La prima in termini di fatturato, secondo l’analisi, è Poke House che di recente – con il sostegno di Eulero Capital, FG2 e Milano Investment Partners – ha chiuso un round da €20 milioni per finanziare la propria espansione in Europa.
Pokeria by Nima, I love pokè, Matcha Poke sono importanti pokerie che, posizionate nelle principali città, competono su tutto territorio nazionale attraverso un modello di business che prevede sia DOS (Directly Operated Store, negozi di proprietà) che franchising. Tra le altre importanti catene si trovano Pokescuse, Pokestorie e Waikiki Poke.
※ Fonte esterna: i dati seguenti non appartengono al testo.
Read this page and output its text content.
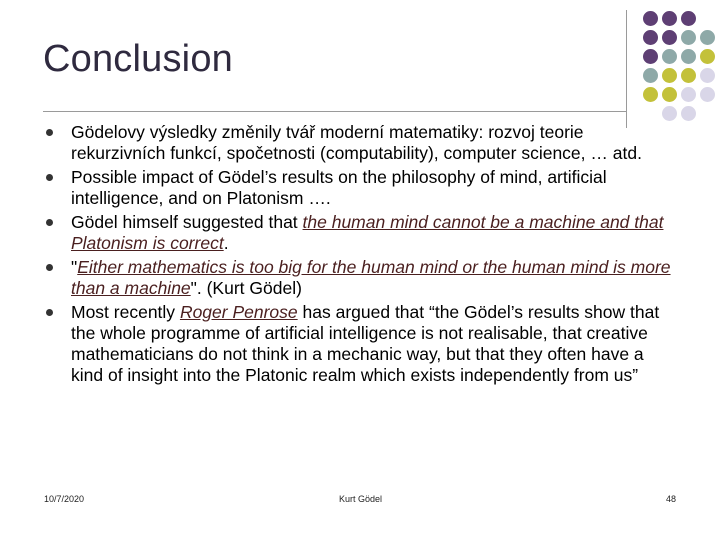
Conclusion
Gödelovy výsledky změnily tvář moderní matematiky: rozvoj teorie rekurzivních funkcí, spočetnosti (computability), computer science, … atd.
Possible impact of Gödel’s results on the philosophy of mind, artificial intelligence, and on Platonism ….
Gödel himself suggested that the human mind cannot be a machine and that Platonism is correct.
"Either mathematics is too big for the human mind or the human mind is more than a machine". (Kurt Gödel)
Most recently Roger Penrose has argued that “the Gödel’s results show that the whole programme of artificial intelligence is not realisable, that creative mathematicians do not think in a mechanic way, but that they often have a kind of insight into the Platonic realm which exists independently from us”
10/7/2020	Kurt Gödel	48
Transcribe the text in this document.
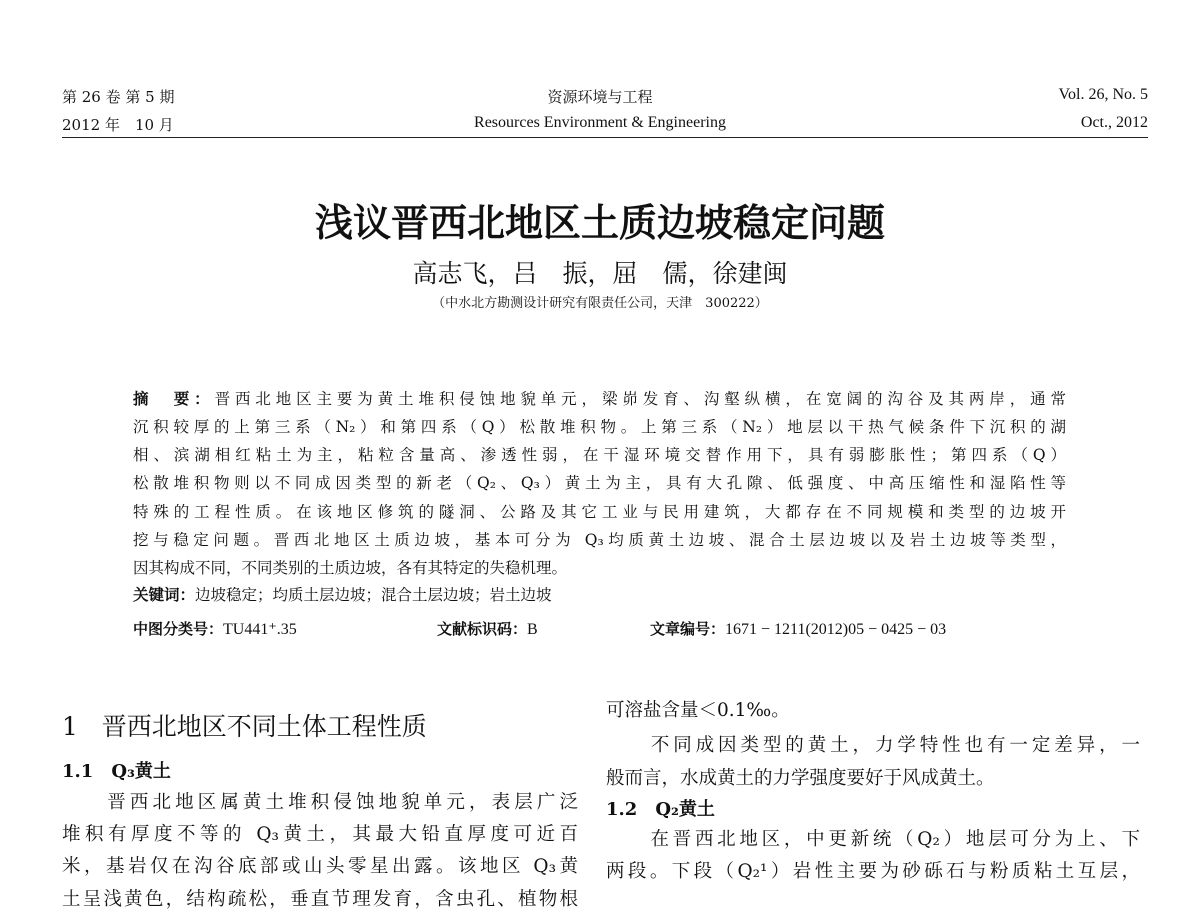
第 26 卷 第 5 期
2012 年　10 月
资源环境与工程
Resources Environment & Engineering
Vol. 26, No. 5
Oct., 2012
浅议晋西北地区土质边坡稳定问题
高志飞，吕　振，屈　儒，徐建闽
（中水北方勘测设计研究有限责任公司，天津　300222）
摘　要：晋西北地区主要为黄土堆积侵蚀地貌单元，梁峁发育、沟壑纵横，在宽阔的沟谷及其两岸，通常
沉积较厚的上第三系（N₂）和第四系（Q）松散堆积物。上第三系（N₂）地层以干热气候条件下沉积的湖
相、滨湖相红粘土为主，粘粒含量高、渗透性弱，在干湿环境交替作用下，具有弱膨胀性；第四系（Q）
松散堆积物则以不同成因类型的新老（Q₂、Q₃）黄土为主，具有大孔隙、低强度、中高压缩性和湿陷性等
特殊的工程性质。在该地区修筑的隧洞、公路及其它工业与民用建筑，大都存在不同规模和类型的边坡开
挖与稳定问题。晋西北地区土质边坡，基本可分为 Q₃均质黄土边坡、混合土层边坡以及岩土边坡等类型，
因其构成不同，不同类别的土质边坡，各有其特定的失稳机理。
关键词：边坡稳定；均质土层边坡；混合土层边坡；岩土边坡
中图分类号：TU441⁺.35	文献标识码：B	文章编号：1671 − 1211(2012)05 − 0425 − 03
1 晋西北地区不同土体工程性质
1.1　Q₃黄土
　　晋西北地区属黄土堆积侵蚀地貌单元，表层广泛
堆积有厚度不等的 Q₃黄土，其最大铅直厚度可近百
米，基岩仅在沟谷底部或山头零星出露。该地区 Q₃黄
土呈浅黄色，结构疏松，垂直节理发育，含虫孔、植物根
可溶盐含量＜0.1‰。
　　不同成因类型的黄土，力学特性也有一定差异，一
般而言，水成黄土的力学强度要好于风成黄土。
1.2　Q₂黄土
　　在晋西北地区，中更新统（Q₂）地层可分为上、下
两段。下段（Q₂¹）岩性主要为砂砾石与粉质粘土互层，
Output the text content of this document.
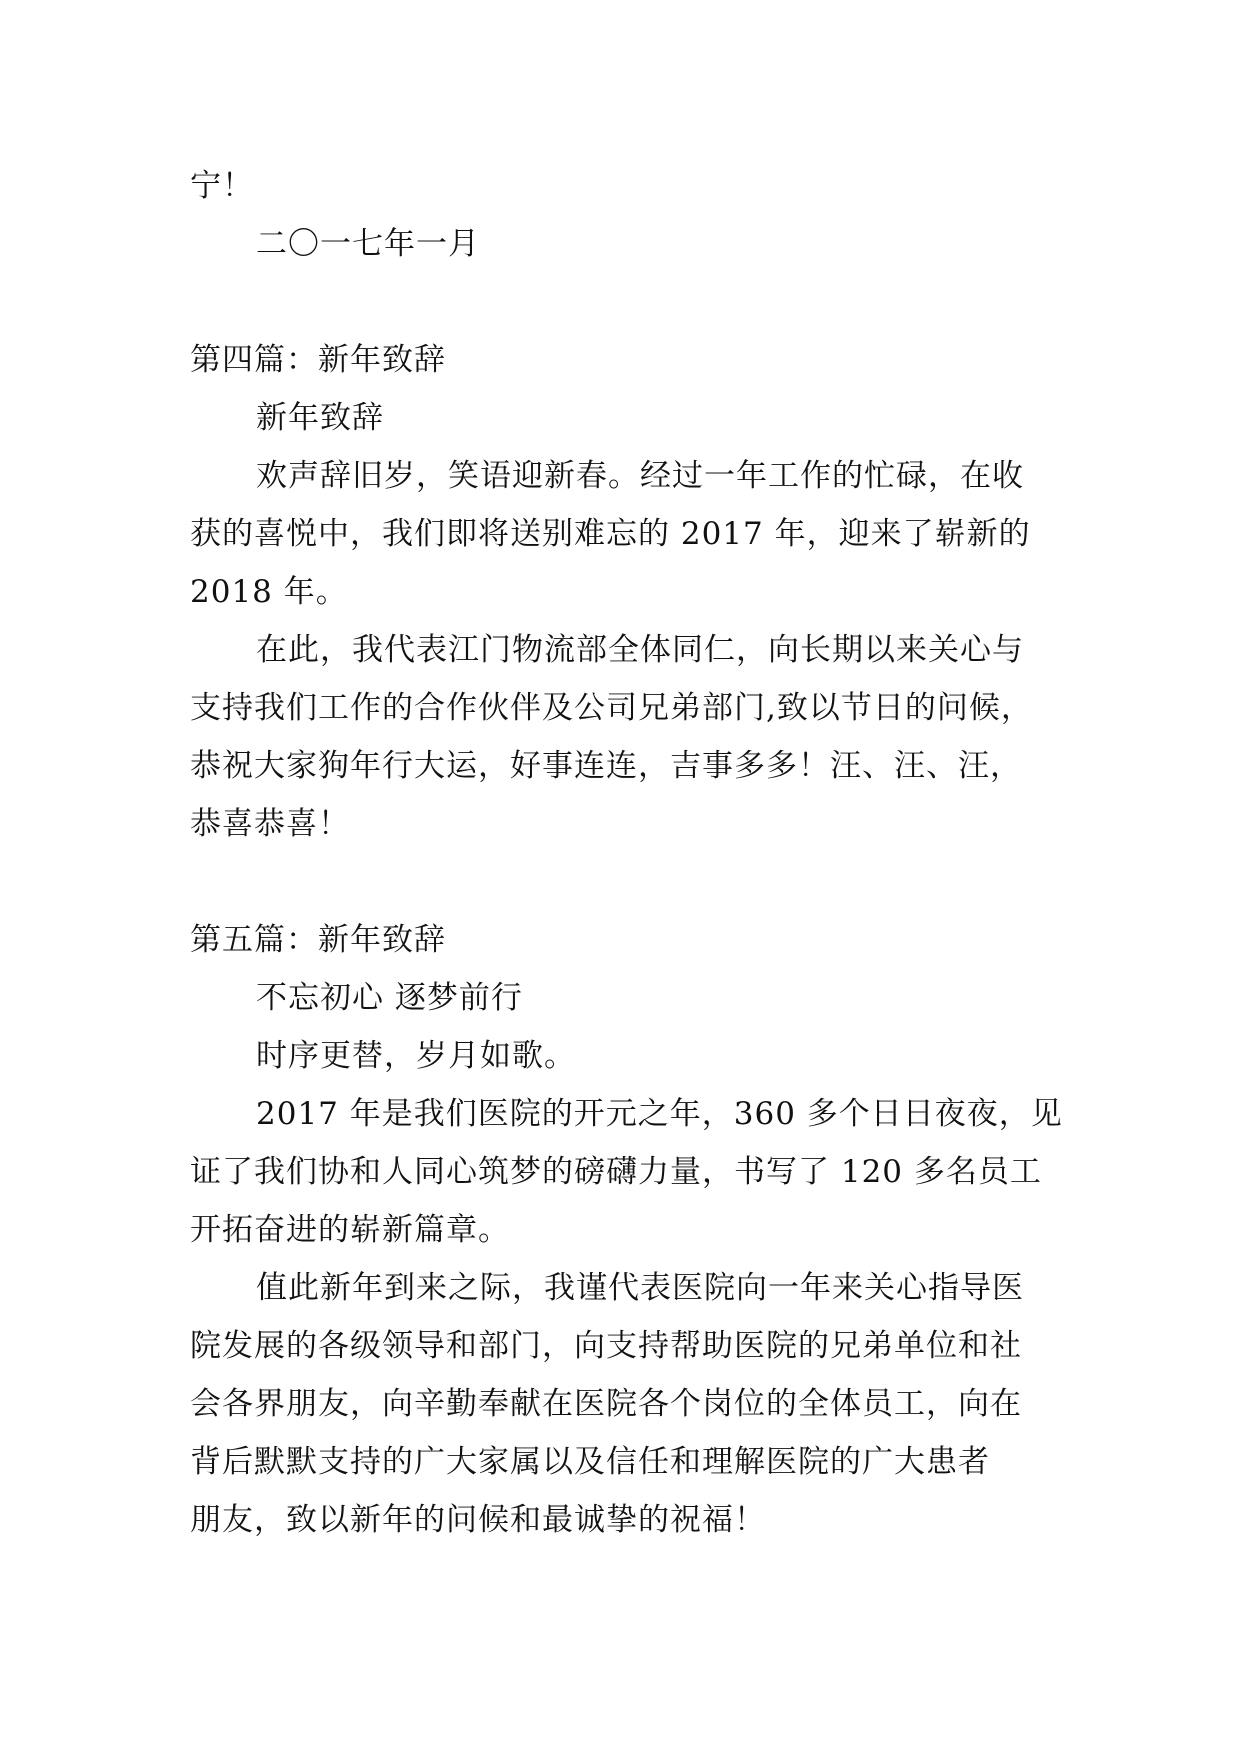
宁！
二〇一七年一月
第四篇：新年致辞
新年致辞
欢声辞旧岁，笑语迎新春。经过一年工作的忙碌，在收
获的喜悦中，我们即将送别难忘的 2017 年，迎来了崭新的
2018 年。
在此，我代表江门物流部全体同仁，向长期以来关心与
支持我们工作的合作伙伴及公司兄弟部门,致以节日的问候，
恭祝大家狗年行大运，好事连连，吉事多多！汪、汪、汪，
恭喜恭喜！
第五篇：新年致辞
不忘初心 逐梦前行
时序更替，岁月如歌。
2017 年是我们医院的开元之年，360 多个日日夜夜，见
证了我们协和人同心筑梦的磅礴力量，书写了 120 多名员工
开拓奋进的崭新篇章。
值此新年到来之际，我谨代表医院向一年来关心指导医
院发展的各级领导和部门，向支持帮助医院的兄弟单位和社
会各界朋友，向辛勤奉献在医院各个岗位的全体员工，向在
背后默默支持的广大家属以及信任和理解医院的广大患者
朋友，致以新年的问候和最诚挚的祝福！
Inoltre, nelle maggiori città italiane sono stati mappati 120 Pokè bar indipendenti e Cross Border Growth Capital stima che la restante parte del territorio italiano, in particolare le città di provincia con una densità abitativa rilevante, sia servita da circa altrettanti Pokè Bar indipendenti, per un totale di 378 ristoranti nel 2021.
Analizzando nello specifico il panorama romano e milanese, Cross border Growth Capital segnala in particolare la presenza di due catene: Ami Pokè e Poke House.
A Roma, Ami Pokè detiene il 18% del market share ed è presente con 6 store posizionati in zone strategiche ad alto flusso pedonale. La catena prevede di espandersi in zone limitrofe e su tutto il territorio nazionale nei prossimi anni per aumentare la propria presenza nel mercato. La restante parte del mercato vede le pokerie indipendenti contare per più del 70% del mercato mentre Poke House e pokeria by Nima detengono rispettivamente il 9% e il 3%.
Lo scenario milanese è invece capeggiato da Poke House con il 16% delle quote di mercato e presente ad oggi (luglio 2021) con 14 store attivi nella città e, a sua volta, con forti mire espansionistiche all’estero, contando più di 10 store operativi tra Spagna e Portogallo. Il territorio è comunque conteso da altre catene come I love poke e Pokeria by Nima, che detengono rispettivamente il 10% e il 9%, e a seguire, Macha Poke, Pokestore e Pokeaway per un totale di 11%. Le pokerie indipendenti rappresentano il 55% del mercato.
Le tendenze M&A nel mercato delle pokerie
A dimostrare quanto il mercato delle pokerie sia sempre più in vivace fermento sono anche le molteplici acquisizioni e gli aumenti di capitale verificatisi negli ultimi anni nel settore. Come spiega Cross Border Growth Capital, oltre a Poke House (€20 milioni), uno degli ultimi aumenti di capitale più rilevanti è stato quello di I love Poke, per un ammontare di €14 milioni che si è concluso ad aprile 2021. Nonostante ciò, l’analisi di Cross Border Growth Capital segnala che la maggior parte dell’attività del settore riguarda principalmente transazioni Italia-Estero o straniere. Nel primo caso, l’acquisizione da parte di Poke House del 100% di Ahi Poke (catena di pokerie londinese) per entrare nel mercato del Regno Unito e dell’omonima Poke House portoghese, con sede a Lisbona, per le stesse opportunità di espansione internazionale. Nel secondo caso, l’acquisizione da parte di Vendis Capital di Pokawa nel settembre 2019, la maggiore catena di poke in Francia con sede a Parigi. A livello di aumenti di capitale, si segnalano invece i round di finanziamento di Tasty Poke Bar (Spagna), Island Poke (UK).